¿Se imaginan a Pablo de Tarso, ese teólogo visionario, sometido a la regla de que sus epístolas no podrían pasar de los 140 caracteres? ¿Es posible imaginar esa teología tartamuda, sincopada, por fuerza escrita en mensajitos micro de Twitter para llegar a las comunidades lejanas y desentrañar la formidable madeja de la nueva fe sin poder pasarse ni una letra de la regla establecida? No sé, por supuesto, como se las van a arreglar el Pontífice y sus edecanes para acuñar esos twitts y embutirles dentro tan complejos contenidos como reclama la fe actual, que es la de siempre pero no es la misma, no sé si me explico.
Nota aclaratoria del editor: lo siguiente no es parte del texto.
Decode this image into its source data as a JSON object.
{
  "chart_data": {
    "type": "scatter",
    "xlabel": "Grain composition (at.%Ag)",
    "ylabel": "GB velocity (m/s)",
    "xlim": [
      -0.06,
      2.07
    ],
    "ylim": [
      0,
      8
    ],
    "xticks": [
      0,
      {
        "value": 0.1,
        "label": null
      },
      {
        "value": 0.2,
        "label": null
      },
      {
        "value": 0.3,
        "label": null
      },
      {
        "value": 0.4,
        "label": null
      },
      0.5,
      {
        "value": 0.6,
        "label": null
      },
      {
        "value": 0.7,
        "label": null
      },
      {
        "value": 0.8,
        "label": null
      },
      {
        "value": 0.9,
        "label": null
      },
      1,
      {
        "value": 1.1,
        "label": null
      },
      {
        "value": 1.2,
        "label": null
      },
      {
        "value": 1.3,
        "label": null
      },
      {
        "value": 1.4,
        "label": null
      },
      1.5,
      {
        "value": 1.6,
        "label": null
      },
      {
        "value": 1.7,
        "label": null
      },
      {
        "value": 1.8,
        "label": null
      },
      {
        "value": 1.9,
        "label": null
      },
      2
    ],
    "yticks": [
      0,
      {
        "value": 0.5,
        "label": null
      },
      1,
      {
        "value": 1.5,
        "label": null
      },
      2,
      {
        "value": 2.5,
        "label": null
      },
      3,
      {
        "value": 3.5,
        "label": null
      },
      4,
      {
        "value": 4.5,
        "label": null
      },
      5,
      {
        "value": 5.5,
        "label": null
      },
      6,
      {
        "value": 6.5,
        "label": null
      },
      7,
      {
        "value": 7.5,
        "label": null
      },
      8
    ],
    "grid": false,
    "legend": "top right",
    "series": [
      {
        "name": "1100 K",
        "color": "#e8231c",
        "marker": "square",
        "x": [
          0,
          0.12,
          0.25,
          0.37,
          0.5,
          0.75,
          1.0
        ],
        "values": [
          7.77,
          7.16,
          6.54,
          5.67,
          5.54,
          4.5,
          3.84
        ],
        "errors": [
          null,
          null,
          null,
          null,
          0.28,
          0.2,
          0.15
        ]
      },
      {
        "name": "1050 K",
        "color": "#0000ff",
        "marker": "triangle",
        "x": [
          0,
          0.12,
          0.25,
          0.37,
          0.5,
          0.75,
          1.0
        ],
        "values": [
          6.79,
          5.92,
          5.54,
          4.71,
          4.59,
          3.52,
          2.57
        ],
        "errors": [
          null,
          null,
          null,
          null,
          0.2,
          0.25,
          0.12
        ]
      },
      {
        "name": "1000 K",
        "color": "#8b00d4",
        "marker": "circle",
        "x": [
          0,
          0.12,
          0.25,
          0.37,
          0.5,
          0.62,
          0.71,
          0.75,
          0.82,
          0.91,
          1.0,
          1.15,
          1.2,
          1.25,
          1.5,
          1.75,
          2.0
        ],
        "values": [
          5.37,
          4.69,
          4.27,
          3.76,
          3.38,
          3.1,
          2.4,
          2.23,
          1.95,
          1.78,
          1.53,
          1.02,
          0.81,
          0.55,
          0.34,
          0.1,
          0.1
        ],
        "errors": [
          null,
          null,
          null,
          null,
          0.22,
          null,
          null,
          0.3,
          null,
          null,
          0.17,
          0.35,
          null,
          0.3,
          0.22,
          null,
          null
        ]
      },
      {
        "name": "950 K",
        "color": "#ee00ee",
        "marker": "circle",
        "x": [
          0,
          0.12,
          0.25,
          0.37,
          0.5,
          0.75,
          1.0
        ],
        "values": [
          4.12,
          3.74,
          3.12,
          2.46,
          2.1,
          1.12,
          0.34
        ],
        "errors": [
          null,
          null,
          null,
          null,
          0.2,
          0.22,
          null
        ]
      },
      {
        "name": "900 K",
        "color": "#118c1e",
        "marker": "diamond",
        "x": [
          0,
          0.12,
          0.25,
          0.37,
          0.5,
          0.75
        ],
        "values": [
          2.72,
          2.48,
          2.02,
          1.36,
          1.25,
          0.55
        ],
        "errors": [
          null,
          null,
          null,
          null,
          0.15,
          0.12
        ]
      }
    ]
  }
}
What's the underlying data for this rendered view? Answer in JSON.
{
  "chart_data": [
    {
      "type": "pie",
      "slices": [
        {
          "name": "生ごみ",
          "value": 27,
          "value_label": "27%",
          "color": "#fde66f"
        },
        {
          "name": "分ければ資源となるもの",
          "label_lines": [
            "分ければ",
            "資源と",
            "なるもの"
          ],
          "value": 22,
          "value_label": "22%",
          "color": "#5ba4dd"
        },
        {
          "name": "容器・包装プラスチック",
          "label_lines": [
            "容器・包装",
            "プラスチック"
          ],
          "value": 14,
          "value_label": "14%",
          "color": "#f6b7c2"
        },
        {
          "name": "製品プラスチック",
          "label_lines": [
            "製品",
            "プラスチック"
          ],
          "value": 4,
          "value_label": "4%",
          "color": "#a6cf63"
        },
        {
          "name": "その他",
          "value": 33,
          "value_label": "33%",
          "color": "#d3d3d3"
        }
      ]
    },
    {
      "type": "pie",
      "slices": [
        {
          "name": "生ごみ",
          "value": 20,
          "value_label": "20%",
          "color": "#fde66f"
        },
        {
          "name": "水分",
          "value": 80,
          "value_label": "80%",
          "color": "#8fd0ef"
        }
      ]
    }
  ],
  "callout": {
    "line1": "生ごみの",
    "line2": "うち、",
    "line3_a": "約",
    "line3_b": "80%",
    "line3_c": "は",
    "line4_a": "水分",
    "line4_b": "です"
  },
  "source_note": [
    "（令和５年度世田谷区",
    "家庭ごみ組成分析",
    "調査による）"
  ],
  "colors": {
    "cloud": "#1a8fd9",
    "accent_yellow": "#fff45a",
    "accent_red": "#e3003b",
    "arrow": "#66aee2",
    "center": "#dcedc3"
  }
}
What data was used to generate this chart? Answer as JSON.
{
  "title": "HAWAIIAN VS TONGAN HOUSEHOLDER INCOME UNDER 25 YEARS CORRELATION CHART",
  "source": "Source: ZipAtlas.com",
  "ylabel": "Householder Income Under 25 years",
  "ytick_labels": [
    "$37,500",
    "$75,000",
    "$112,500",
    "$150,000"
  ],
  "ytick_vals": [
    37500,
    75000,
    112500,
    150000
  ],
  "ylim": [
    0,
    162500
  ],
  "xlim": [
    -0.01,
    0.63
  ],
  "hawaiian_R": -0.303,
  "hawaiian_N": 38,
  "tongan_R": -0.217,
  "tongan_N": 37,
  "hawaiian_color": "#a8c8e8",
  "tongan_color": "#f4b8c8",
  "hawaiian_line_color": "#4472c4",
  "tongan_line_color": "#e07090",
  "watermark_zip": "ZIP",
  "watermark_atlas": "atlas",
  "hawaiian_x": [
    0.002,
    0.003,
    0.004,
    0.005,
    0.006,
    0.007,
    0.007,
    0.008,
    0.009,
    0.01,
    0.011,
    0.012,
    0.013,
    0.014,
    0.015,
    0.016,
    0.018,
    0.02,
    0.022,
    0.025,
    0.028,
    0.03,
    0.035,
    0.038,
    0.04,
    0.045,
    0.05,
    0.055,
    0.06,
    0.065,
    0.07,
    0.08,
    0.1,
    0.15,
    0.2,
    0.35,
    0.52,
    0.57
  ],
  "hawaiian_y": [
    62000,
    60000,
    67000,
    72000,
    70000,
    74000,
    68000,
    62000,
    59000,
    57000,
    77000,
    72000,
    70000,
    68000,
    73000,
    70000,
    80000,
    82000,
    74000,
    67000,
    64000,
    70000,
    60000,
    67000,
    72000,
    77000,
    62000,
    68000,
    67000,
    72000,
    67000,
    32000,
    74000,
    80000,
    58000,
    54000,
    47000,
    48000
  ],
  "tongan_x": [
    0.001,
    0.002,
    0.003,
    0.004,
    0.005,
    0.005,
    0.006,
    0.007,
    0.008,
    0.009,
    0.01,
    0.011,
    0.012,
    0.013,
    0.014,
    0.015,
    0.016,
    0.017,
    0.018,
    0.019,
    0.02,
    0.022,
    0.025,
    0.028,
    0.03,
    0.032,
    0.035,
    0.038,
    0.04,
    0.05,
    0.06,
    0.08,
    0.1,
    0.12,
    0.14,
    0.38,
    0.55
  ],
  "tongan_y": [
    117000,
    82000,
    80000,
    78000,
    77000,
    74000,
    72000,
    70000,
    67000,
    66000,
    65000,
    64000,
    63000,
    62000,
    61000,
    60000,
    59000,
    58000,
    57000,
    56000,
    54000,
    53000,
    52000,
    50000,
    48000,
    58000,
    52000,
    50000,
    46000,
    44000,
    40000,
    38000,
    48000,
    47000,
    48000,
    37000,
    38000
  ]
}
Uno de esos ayudantes, Carlos M. Celli, aclaró que la Iglesia debía llevar el compás de la modernidad sin no quería acabar infringiendo “el sentido de la culpabilidad ante Dios”, ahí es nada, por no poner a disposición de su servicio ecuménico el nutrido repertorio de novedades tecnológicas que se van produciendo en esta novedosa era, con el fin específico de “anunciar el evangelio”. Eso sí, en 140 caracteres cada vez, comprimiendo las ideas como una boa constrictor si fuera preciso para posibilitar que la “buena nueva” llegue a gente muy lejana, no ya en la epístola esplendorosa sino en esa miniatura filológica que han inventado los tiempos. “Si el lenguaje de ahora es éste, vamos a por él”, declara el responsable de la evangelización cibernética, por más que no explique cómo aviárselas para lograr ese nanomensaje que parece que es el último tren del sermonario. Se nos recuerda que Pío XI, en 1931, envió un mensaje en Morse a través de Radio Vaticana, pero al menos a él no le impusieron un límite tan rígido como el que gasta twitter. Ya veremos qué ocurre cuando se trate de twitear el misterio de la Trinidad o la parábola del hijo pródigo.

La polémica entre antiguos y modernos es una constante en nuestra Historia (Maravall escribió un soberbio libro sobre la cuestión) y no hay momento en ella en que los “novatores” no acaben soltando chispas contra el pedernal de la tradición. Pablo era un “novador”, por supuesto, cuando se levantó ciego en el camino de Damasco, pero los modernistas de hogaño no son más que seguidores de una innovación cuyas reglas de hierro difícilmente permitirán los juegos trascendentales. Dice el acólito que el papa debe usar su twitter sobre todo para escuchar. ¡Aaaah!, eso ya es otra cosa. Seguro que los católicos a machamartillo habrán respirado al oírlo.

3 Comentarios

  1. Muy conforme con que el Twitter no parece el vehículo apropiado para la evangelización. Lo de teología tartamuda es magnífico.

  2. No creo que esté usted en condiciones de menospreciar la decisión del Papa y por lo tanto rechazo esta columna a pesar de que la leo diariamente y por lo general con agrado y admiración.

  3. Viendo el otro día “Los Diez Mandamientos” me vino una reflexión al respecto: Que no se puede decir más con menos palabras. Admitamos que Moisés fue un precursor de las modernas tablets y de los tweets.